(Jim Clark) – Winston Churchill once said: “Democracy is the worst form of government . . . except all others.” He might have omitted the last three words had he observed the Washoe County Commission and Reno City Council in action as they continue their pitiful struggle to provide Truckee Meadows with fire protection services.
To recap, the county earlier contracted with Reno to provide countywide fire protection (excluding Incline/Crystal Bay because we have our own fire district). That contract expired the first of this month because it turned out to be a lousy deal for taxpayers. The primary reason was that the city firefighters union refused to go on calls with less than 4 firefighters per truck. At an annual cost of about $125,000 per firefighter that came to a tidy sum considering the number of fire engines involved and the fact that Incline/Crystal Bay and Sparks fire engines have 3 person crews.
The current struggle between the county and Reno is the issue of “automatic aid”, an arrangement whereby the closest fire engine responds to an emergency regardless of which jurisdiction it belongs to. For several months commissioners and city councilpersons have been wrangling over this because of the potential costs and unresolved reimbursement arrangements to the responding jurisdiction.
This month three commissioners, Weber, Breternitz and Humke, frustrated by intransigence of the Reno Council, voted to place the issue as an advisory question for voters this fall. Commissioners Jung and Larkin dissented. Sparks residents will be excluded from the ballot, but apparently we in Incline/Crystal Bay will vote on this issue, even though it doesn’t affect us at all.
Response was swift. UNR Political Science Professor Eric Herzic said: “It’s a pretty meaningless initiative; the public will say the closest fire truck should come . . . but it doesn’t get into any details about cost, reimbursement . . . or staffing.” TMCC Political Science Professor Fred Lokken said: “This is nuts. This smacks of more politics . . . when we’re dealing with an essential service.”
And in a searing editorial captioned “Pointless ballot question will be counterproductive,” the Reno Gazette Journal recalled that 10 years ago the public was asked whether to lower the train tracks running through Reno. Although the public voted resoundingly “no,” officials borrowed up to the gizzard to lower the tracks anyway. The editorial asks: “who wouldn’t vote for top notch fire services when there is no discussion of costs?”

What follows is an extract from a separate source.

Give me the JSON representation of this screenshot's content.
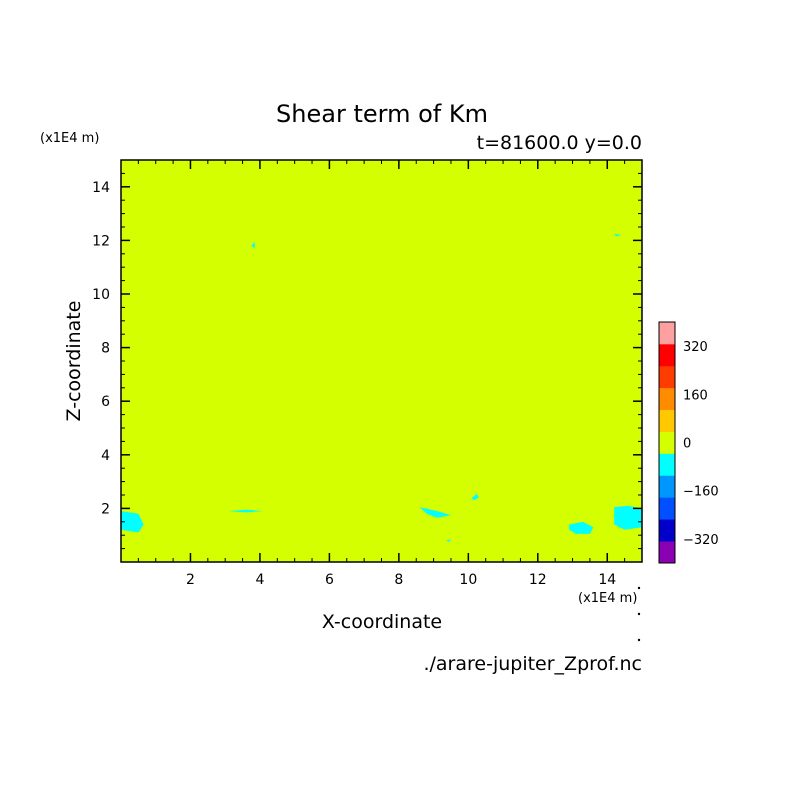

So the measure just kicks the can down the road to November, after which commissioners and councilpersons will still have to deal with the issue . . . a meaningless delay occurring during the most dangerous fire season in recent memory.
But wait, there’s more. Right after the meeting Commissioner Humke – the swing vote – announced that he wanted to bring a motion for reconsideration of the issue. So the whole thing goes away, right? No. The meeting had adjourned, so action will have to wait for the next meeting.
But don’t bother, Assistant District Attorney Paul Lipparelli told commissioners. The statutory deadline for ballot measures has passed and it can’t be undone.
Then last Thursday, the City Council reacted with a proposed ballot question of their own that would ask Reno voters whether they want to subsidize fire protection in unincorporated Washoe County.
Come on, guys and gals, quit squabbling! Winston Churchill must be longing for the good old days of Henry VIII.